As the gravel in the Belgian waters is not of perfect quality (grain size is too small), it is mainly sand that is extracted. This sand is used in the construction industry. For major infrastructure works, such as laying gas pipelines, large quantities of sand were needed in the 1990s. The Flemish Region is currently engaged in sand extraction for coastal protection and the relaying of the beach. Sand prospecting and extraction are carried out in specific areas on the Belgian Continental Shelf.
Under the new legislation, to obtain a licence for sand and gravel extraction a concession application and environmental impact report must be submitted. The environmental impact report is subject to an environmental impact assessment: OD Nature (MUMM) appraises the acceptability of the activity for the marine environment. This appraisal is submitted to the minister responsible for the marine environment, who in turn submits an opinion to the Federal Minister of the Economy. The opinion of the minister responsible for the marine environment is binding: if the opinion is negative, no concession can be granted.
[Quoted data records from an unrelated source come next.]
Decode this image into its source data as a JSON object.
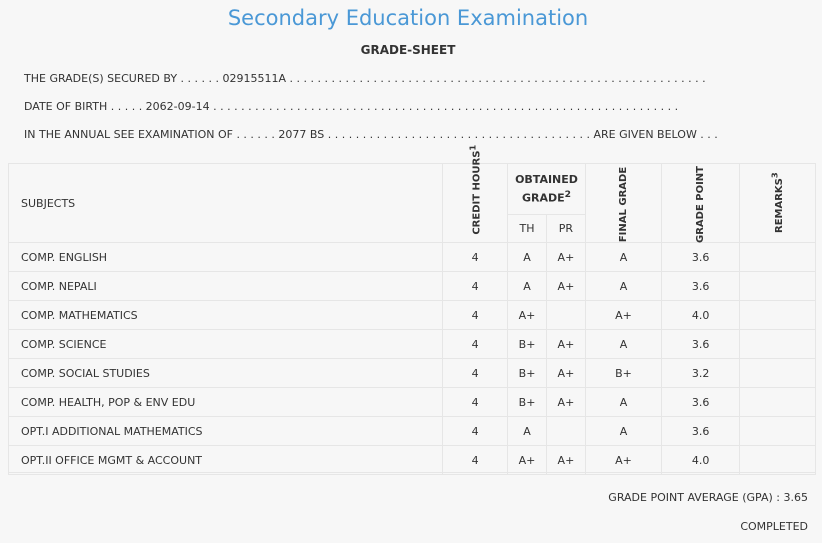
{
  "title": "Secondary Education Examination",
  "subtitle": "GRADE-SHEET",
  "info": {
    "secured_by": "THE GRADE(S) SECURED BY . . . . . . 02915511A . . . . . . . . . . . . . . . . . . . . . . . . . . . . . . . . . . . . . . . . . . . . . . . . . . . . . . . . . . . .",
    "dob": "DATE OF BIRTH . . . . . 2062-09-14 . . . . . . . . . . . . . . . . . . . . . . . . . . . . . . . . . . . . . . . . . . . . . . . . . . . . . . . . . . . . . . . . . . .",
    "exam": "IN THE ANNUAL SEE EXAMINATION OF . . . . . . 2077 BS . . . . . . . . . . . . . . . . . . . . . . . . . . . . . . . . . . . . . . ARE GIVEN BELOW . . ."
  },
  "headers": {
    "subjects": "SUBJECTS",
    "credit_hours": "CREDIT HOURS",
    "credit_sup": "1",
    "obtained_grade": "OBTAINED GRADE",
    "obtained_sup": "2",
    "th": "TH",
    "pr": "PR",
    "final_grade": "FINAL GRADE",
    "grade_point": "GRADE POINT",
    "remarks": "REMARKS",
    "remarks_sup": "3"
  },
  "rows": [
    {
      "subject": "COMP. ENGLISH",
      "credit": "4",
      "th": "A",
      "pr": "A+",
      "final": "A",
      "gp": "3.6",
      "remarks": ""
    },
    {
      "subject": "COMP. NEPALI",
      "credit": "4",
      "th": "A",
      "pr": "A+",
      "final": "A",
      "gp": "3.6",
      "remarks": ""
    },
    {
      "subject": "COMP. MATHEMATICS",
      "credit": "4",
      "th": "A+",
      "pr": "",
      "final": "A+",
      "gp": "4.0",
      "remarks": ""
    },
    {
      "subject": "COMP. SCIENCE",
      "credit": "4",
      "th": "B+",
      "pr": "A+",
      "final": "A",
      "gp": "3.6",
      "remarks": ""
    },
    {
      "subject": "COMP. SOCIAL STUDIES",
      "credit": "4",
      "th": "B+",
      "pr": "A+",
      "final": "B+",
      "gp": "3.2",
      "remarks": ""
    },
    {
      "subject": "COMP. HEALTH, POP & ENV EDU",
      "credit": "4",
      "th": "B+",
      "pr": "A+",
      "final": "A",
      "gp": "3.6",
      "remarks": ""
    },
    {
      "subject": "OPT.I ADDITIONAL MATHEMATICS",
      "credit": "4",
      "th": "A",
      "pr": "",
      "final": "A",
      "gp": "3.6",
      "remarks": ""
    },
    {
      "subject": "OPT.II OFFICE MGMT & ACCOUNT",
      "credit": "4",
      "th": "A+",
      "pr": "A+",
      "final": "A+",
      "gp": "4.0",
      "remarks": ""
    }
  ],
  "gpa": "GRADE POINT AVERAGE (GPA) : 3.65",
  "status": "COMPLETED",
  "colors": {
    "title": "#4a98d6",
    "background": "#f7f7f7",
    "border": "#e6e6e6"
  }
}
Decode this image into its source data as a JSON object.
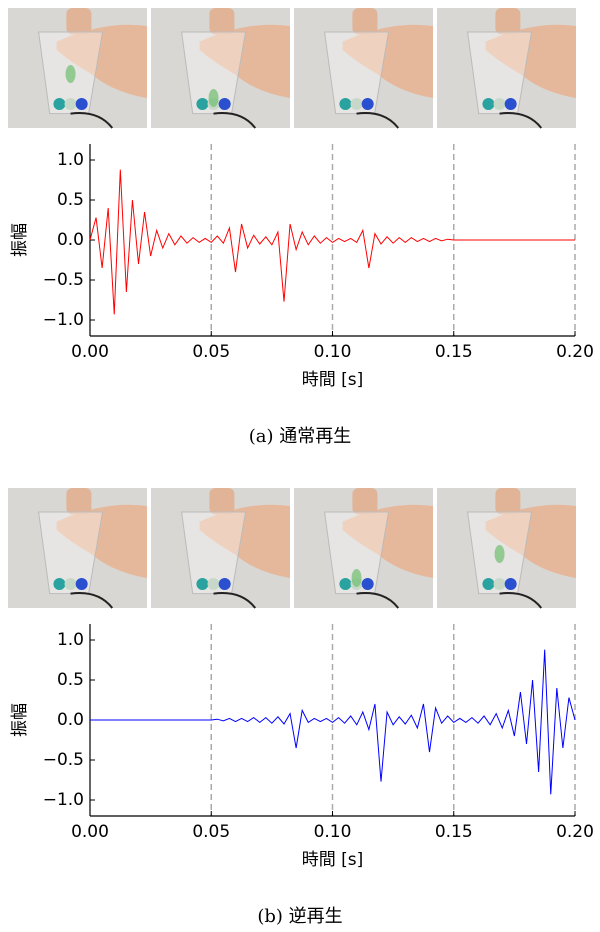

The concessions are coupled with a remuneration that is used by the government for continuous research into the effects of extraction on the marine environment. OD Natural Environment uses mathematical models to study the transport of sediment that is disturbed by extraction. The study seeks to determine the conditions for sustainable development and to differentiate between human impact and natural variability as a result of storms, for example. All extraction vessels must be equipped with an automatic recording system, the so-called black box. The black boxes record a number of parameters, such as vessel identification, route, date, time, position, speed, status of pumps, etc. Management of the recording device and data processing is the responsibility of OD Nature on behalf of the Federal Ministry for the Economy. This makes it possible to ensure that the conditions laid down in the concession decision are respected.
At international level, the impact of sand and gravel extraction at sea is being studied by the WGEXT working group within ICES, of which OD Natural Environment is an active member. The OSPAR Convention also states that member states must take into account the ICES guidelines, given that sand and gravel extraction is a human activity with a possible impact on marine ecosystems and habitats.